İşte Dağlı’nın o yazısı;
“Ermenistan’da parlamento seçimini Paşinyan kazandı. Sonuç Ermenistan kadar Rusya, ABD, Azerbaycan ve münasebetiyle Türkiye’yi de ilgilendiriyor.
Nikol Paşinyan 2018’de başbakan olmuştu.
Batı’nın dayanağıyla.
Şaibe tezleri da yok değildi.
Karabağ hezimeti batı takviyeli Paşinyan ile Rusya yanlısı Ermeni muhaliflerin ortasını iyice açtı.
O denli ki Rus dayanaklı Ermenistan ordusu, Paşinyan’a darbe yapmaya kalktı.
Sonuçta Paşinyan, kriz sürecini kendi ismine iyi yönetti. Erken seçim kararı aldı.
Bu seçime bir bakıma Batı ile Rusya ortasındaki gayretin yansıması da denilebilir.
Çünkü ABD idaresinin desteklediği Paşinyan’la, Rusya’nın desteklediği Koçaryan’ın karşı karşıya geldiği bir seçimdi.
Kazanan Paşinyan, kaybeden ise Rusya oldu.
Moskova Karabağ savaşında istediğini almıştı.
Karabağ’a barış gücü ismi altında askerlerini konuşlandırdı.
Fakat Rusya’nın Ermenistan genelindeki hakimiyet savının önünde Paşinyan manisi vardı ve bu seçim sonucu gösterdi ki, bu mahzur bir süre daha duracak.
Rusya, bölgeyi art bahçesi olarak görüyor.
Ermenistan-Azerbaycan denklemini son 30 yıldır, neredeyse kendi başlarına yönetim ediyorlardı.
Bu statüko bir halde bozuldu.
İşgalden kurtarılan Karabağ’da “barış gücü” adı altında mümkün kaybın önüne geçtiler.
Ancak Paşinyan’ın başında olduğu Ermenistan, Rusya için tam manasıyla denetim altına alınmış bir yer değil.
Ermenistan’da Paşinyan’ın devam etmesi, özellikle ABD faktörü nedeniyle Rusya’nın hareket alanlarını kısıtlayabilir.
Örneğin Zengezur koridoru.
Bu koridorun kıymetli bir noktası olan Sünik kentinde Rusya bir müddettir askeri üs kurma peşinde.
Bu üssün önündeki en büyük mahzur Paşinyan.
Zira ABD, o koridorda kalıcı bir Rus askeri varlığına karşı.
Ermenistan’da Paşinyan’ın kazandığı seçimi, Biden tesiri olarak da kıymetlendirebiliriz.
ABD Liderinin 24 Nisan’daki soykırım iftirası, Paşinyan’ın Karabağ hezimeti sonrası kaybettiği itibarı telafi etmesi açısından değerli bir armağandı.

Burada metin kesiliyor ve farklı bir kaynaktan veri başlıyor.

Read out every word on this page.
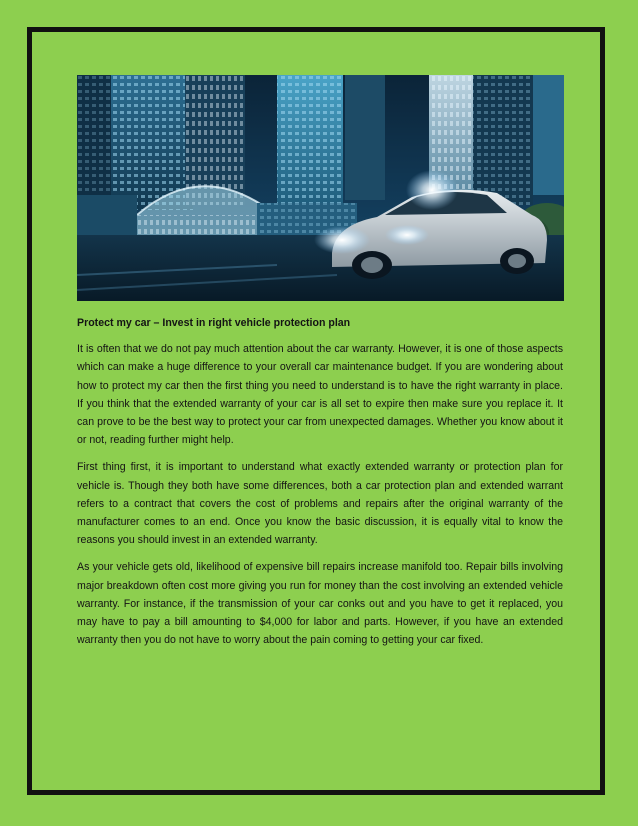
Protect my car – Invest in right vehicle protection plan

It is often that we do not pay much attention about the car warranty. However, it is one of those aspects which can make a huge difference to your overall car maintenance budget. If you are wondering about how to protect my car then the first thing you need to understand is to have the right warranty in place. If you think that the extended warranty of your car is all set to expire then make sure you replace it. It can prove to be the best way to protect your car from unexpected damages. Whether you know about it or not, reading further might help.

First thing first, it is important to understand what exactly extended warranty or protection plan for vehicle is. Though they both have some differences, both a car protection plan and extended warrant refers to a contract that covers the cost of problems and repairs after the original warranty of the manufacturer comes to an end. Once you know the basic discussion, it is equally vital to know the reasons you should invest in an extended warranty.

As your vehicle gets old, likelihood of expensive bill repairs increase manifold too. Repair bills involving major breakdown often cost more giving you run for money than the cost involving an extended vehicle warranty. For instance, if the transmission of your car conks out and you have to get it replaced, you may have to pay a bill amounting to $4,000 for labor and parts. However, if you have an extended warranty then you do not have to worry about the pain coming to getting your car fixed.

Rusya, Karabağ sürecinde tarafsız kalarak Paşinyan’ı cezalandırma yolunu tercih etmişti. Tabi Azerbaycan ve Türkiye’yi de direkt karşısına almak istemiyorlardı. Lakin şu net ki, Karabağ savaşında Ermenistan’ın başında Paşinyan değil de Koçaryan olsaydı, Ruslar her şeye karşın gürültü çıkarmaktan geri durmazlardı, bu da bir gerçek.
Paşinyan üzere bir figürün Türkiye’ye ve Azerbaycan’a çok büyük ziyanının olacağını söylemek güç.
Düşman olarak bakıldığında zayıf ve kolay mağlup edilebilir bir rakip.
Bu manada Paşinyan’ın devam etmesi Azerbaycan için olumsuz bir durum teşkil etmiyor.
Bilakis Rus dayanaklı Koçaryan’ın kazanması, Karabağ’a yönelik yeni atak teşebbüslerini tetikleyebilirdi.
Bu seçim sonucu, Ermenistan’daki bölünmeyi iyice tetikleyebilir.
Paşinyan zafer ilan etti fakat rakibi Koçaryan seçim sonucu kabullenmedi.
Erivan’da geçen Eylül’den beri yüksek olan tansiyon daha da artabilir ve bu durum tıpkı Karabağ hezimeti sonrası olduğu üzere sokağı da karıştırabilir.”